Hence a partial list of good books for teens, in no particular order.
Switch: How to Change Things When Change Is Hard - Incredibly helpful stuff that will shift the way you think about how to approach problems.
How to Lie with Statistics - because people do.
The Numerati - or any other book on data mining. A current issue that also paints a picture of why it's worthwhile, career-wise, to be adept at math.
The Design of Everyday Things - This book changed my life. The surface topic is how and why certain objects are easier to use than others, but at heart it's about communication. Why do we push doors labelled PULL? Is there an intuitive way to communicate which switch on the stove lights which burner? Very thought-provoking.

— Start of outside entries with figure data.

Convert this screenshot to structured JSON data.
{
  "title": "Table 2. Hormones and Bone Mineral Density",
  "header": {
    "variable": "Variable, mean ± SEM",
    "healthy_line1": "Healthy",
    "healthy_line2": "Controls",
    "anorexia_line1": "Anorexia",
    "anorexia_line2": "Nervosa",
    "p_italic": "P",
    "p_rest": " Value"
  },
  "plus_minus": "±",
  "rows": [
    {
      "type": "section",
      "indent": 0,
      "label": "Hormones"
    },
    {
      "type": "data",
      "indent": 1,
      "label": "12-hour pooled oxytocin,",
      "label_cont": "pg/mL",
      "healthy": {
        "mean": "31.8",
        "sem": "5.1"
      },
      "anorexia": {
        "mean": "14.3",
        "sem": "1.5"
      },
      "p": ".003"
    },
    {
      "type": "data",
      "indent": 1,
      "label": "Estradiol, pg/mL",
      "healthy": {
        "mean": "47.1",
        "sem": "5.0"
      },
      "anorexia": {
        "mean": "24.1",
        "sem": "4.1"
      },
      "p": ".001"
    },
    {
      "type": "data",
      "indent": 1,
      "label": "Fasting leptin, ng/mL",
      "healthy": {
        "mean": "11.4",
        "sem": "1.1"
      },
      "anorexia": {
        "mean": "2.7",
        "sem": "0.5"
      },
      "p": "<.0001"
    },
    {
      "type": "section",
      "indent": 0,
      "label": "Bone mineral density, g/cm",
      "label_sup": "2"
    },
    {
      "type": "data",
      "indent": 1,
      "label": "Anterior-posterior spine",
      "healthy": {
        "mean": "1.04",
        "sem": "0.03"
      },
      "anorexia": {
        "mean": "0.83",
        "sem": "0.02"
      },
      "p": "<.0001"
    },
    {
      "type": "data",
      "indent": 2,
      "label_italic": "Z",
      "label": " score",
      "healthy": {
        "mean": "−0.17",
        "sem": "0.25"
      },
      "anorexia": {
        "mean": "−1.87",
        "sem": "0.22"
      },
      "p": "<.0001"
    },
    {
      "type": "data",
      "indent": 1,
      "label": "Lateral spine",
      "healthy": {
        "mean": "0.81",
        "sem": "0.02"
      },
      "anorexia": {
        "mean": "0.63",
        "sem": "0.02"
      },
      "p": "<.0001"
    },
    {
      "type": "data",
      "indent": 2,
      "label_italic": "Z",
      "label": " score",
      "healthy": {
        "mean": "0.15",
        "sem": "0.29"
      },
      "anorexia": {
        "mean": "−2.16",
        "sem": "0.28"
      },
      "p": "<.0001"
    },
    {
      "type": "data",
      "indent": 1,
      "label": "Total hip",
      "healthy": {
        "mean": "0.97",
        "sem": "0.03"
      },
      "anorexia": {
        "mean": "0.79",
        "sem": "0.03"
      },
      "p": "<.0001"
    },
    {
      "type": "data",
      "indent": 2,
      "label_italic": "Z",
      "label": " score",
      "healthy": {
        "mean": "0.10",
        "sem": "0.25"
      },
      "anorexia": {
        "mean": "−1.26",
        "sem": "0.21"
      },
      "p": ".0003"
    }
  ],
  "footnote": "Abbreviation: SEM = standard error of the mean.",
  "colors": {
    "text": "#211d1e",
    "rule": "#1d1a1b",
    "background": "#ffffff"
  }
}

Mountains Beyond Mountains: The Quest of Dr. Paul Farmer, a Man Who Would Cure the World - incredibly inspirational story of a man who has truly made a difference.
Made You Look: How Advertising Works and Why You Should Know - or any other similar book that raises awareness of how the media manipulates us.
A Million Miles in a Thousand Years: How I Learned to Live a Better Story - a great book about creating the plot in your life.
A Whack on the Side of the Head: How You Can Be More Creative - a classic. Substitute another problem-solving/creativity book if you want (Edward de Bono has a bunch), but make sure there's one on your list.
Mindset: The New Psychology of Success - the Carol Dweck manifesto, based on all her research about how what we think affects how much we grow and succeed. The classic Learned Optimism: How to Change Your Mind and Your Life (Seligman) is also worth reading.
Non-Designer's Design Book - a friendly introduction to the basics of layout and typeface use. Since everyone ends up designing something at some time, this is both interesting and useful.
Safe People: How to Find Relationships That Are Good for You and Avoid Those That Aren't - a Christian perspective, but I'm sure that if you're looking for a secular one, there's a similar book.
On Writing the College Application Essay - a tedious title for a truly excellent book. Written by a former admissions officer, this has probably the best example of how to edit that I've ever seen in a book. Read it at the beginning of junior year.
The Blue Sweater: Bridging the Gap Between Rich and Poor in an Interconnected World - a rather uneven book, but worth reading. The author ended up founding the Acumen Fund, a microfinance group that helps people in third-world nations.
If you've got more ideas (or comments on these), speak up!